Enterprise resource planning (ERP) applications are large-scale computer software programs companies will implement to improve business operations and automate individual processes. These systems differ from small-scale programs as ERP applications typically consist of several modules built around a transaction recording system. Most systems are quite expensive and commonly found in larger companies that have both the need for multiple application modules and the capital to pay for the implementation and support fees.
The transaction recording system in ERP applications works on both internal and external transactions. Internal transactions result from companies producing goods and services, hiring employees, purchasing services and resources from vendors or marketing products to consumers. External transactions include the acquisition of debt or equity financing, customer surveys or collecting information regarding government policies or the movements of competing companies in the economic market.
Modules found in ERP applications include human resources, accounting or finance, procurement, production, warehousing, or other systems, depending on the company implementing the application. Each module is self-contained and independent while being connected to the transaction recording system. The purpose for this methodology is to allow separation of each module if necessary, which allows organizations to grow slowly when implementing the entire application. Companies may also have geographic separation, meaning the company may only need the main accounting or finance module in the corporate office rather than all regional warehouse locations.
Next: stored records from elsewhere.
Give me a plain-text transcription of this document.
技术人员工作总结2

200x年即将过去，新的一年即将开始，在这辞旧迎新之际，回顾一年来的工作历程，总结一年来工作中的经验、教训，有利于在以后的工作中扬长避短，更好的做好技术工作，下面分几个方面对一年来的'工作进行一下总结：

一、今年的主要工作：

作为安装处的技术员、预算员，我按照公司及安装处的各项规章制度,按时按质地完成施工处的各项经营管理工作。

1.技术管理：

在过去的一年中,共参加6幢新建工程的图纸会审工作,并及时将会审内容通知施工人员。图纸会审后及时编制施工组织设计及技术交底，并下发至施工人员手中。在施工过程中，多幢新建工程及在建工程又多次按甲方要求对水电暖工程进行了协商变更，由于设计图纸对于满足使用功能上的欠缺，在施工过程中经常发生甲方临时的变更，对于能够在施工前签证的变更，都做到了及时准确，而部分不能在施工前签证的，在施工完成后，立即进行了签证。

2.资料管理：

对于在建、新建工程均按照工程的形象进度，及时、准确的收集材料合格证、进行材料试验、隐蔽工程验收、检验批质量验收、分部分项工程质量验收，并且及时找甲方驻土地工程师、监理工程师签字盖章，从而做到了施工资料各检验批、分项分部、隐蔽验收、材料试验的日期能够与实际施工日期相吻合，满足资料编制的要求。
The implementation process for ERP applications is often quite lengthy and time consuming. Business owners, directors, and executives will meet with the ERP vendor and determine the best system that matches the company’s needs. After this decision, a time frame estimate will help the company determine how long the implementation process will take. Most companies break this process into stages in order to avoid major operational disruption or complications from the technological changeover. Companies with a preexisting computerized information system will typically spend more time transferring historical records into the new ERP system. This ensures no essential information is lost when switching from one system to the next.
Technical support and customer service is another important issue for ERP applications. These systems may require updates or upgrades in future months or years. Companies will need to use the ERP vendor’s support service to ensure the system maintains relevance and no security issues exist when transferring or holding the company’s business information. Support and service fees will often be an important factor when companies select an ERP application as these fees continue in part for the duration of time in which the system is operational.